Luckily these machines had been built to care for humans, not destroy them.  They were indoor pets, not wolves.  And that was the only reason Eli was still alive.   Had he stumbled into a reality of Terminators, he never would have made it out of the simulation room.

He gripped the bot's chin to keep its head still, ignoring its verbal iteration of Eli's position and its own incapacitation—a warning to its brethren.  
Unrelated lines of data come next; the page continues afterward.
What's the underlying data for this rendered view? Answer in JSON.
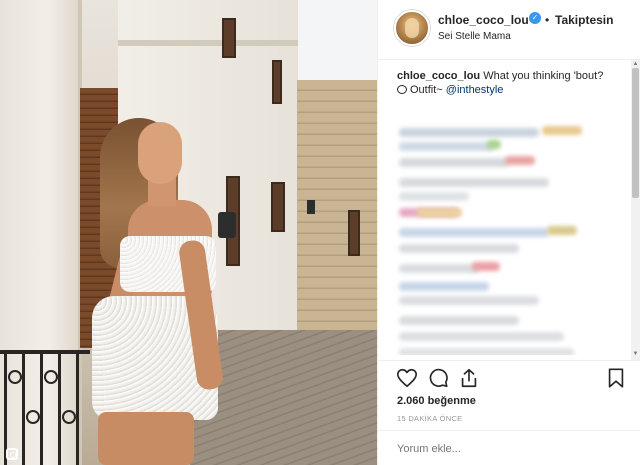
{
  "post": {
    "username": "chloe_coco_lou",
    "follow_separator": "•",
    "follow_state": "Takiptesin",
    "location": "Sei Stelle Mama",
    "caption_user": "chloe_coco_lou",
    "caption_text": "What you thinking 'bout?",
    "caption_line2_prefix": "Outfit~ ",
    "caption_mention": "@inthestyle",
    "likes": "2.060 beğenme",
    "time": "15 DAKİKA ÖNCE",
    "comment_placeholder": "Yorum ekle..."
  },
  "icons": {
    "verified": "verified-badge-icon",
    "like": "heart-icon",
    "comment": "comment-icon",
    "share": "share-icon",
    "save": "bookmark-icon",
    "caption_bubble": "speech-bubble-icon"
  },
  "colors": {
    "verified_blue": "#3897f0",
    "mention": "#003569",
    "meta_gray": "#999999",
    "text": "#262626"
  }
}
He peered down at the holographic map projected from the machine's crimson eyes and zoomed in with his free hand.  

There it was.

Room 935.

Before he released the bot, he zoomed back out and committed the layout to memory—specifically, the small square in the center of the complex.   He filed its locality away for later.

The bot beneath him clutched at the tight suit of Eli's bicep, struggling to push him off, to apprehend his apprehender, and Eli scowled down at him in annoyance.  "How do I access a simulation room?" he demanded. He'd seen the keypads on the metal doors, and he knew he stood little chance of breaking into one of those rooms without a passcode or digital signature of some kind.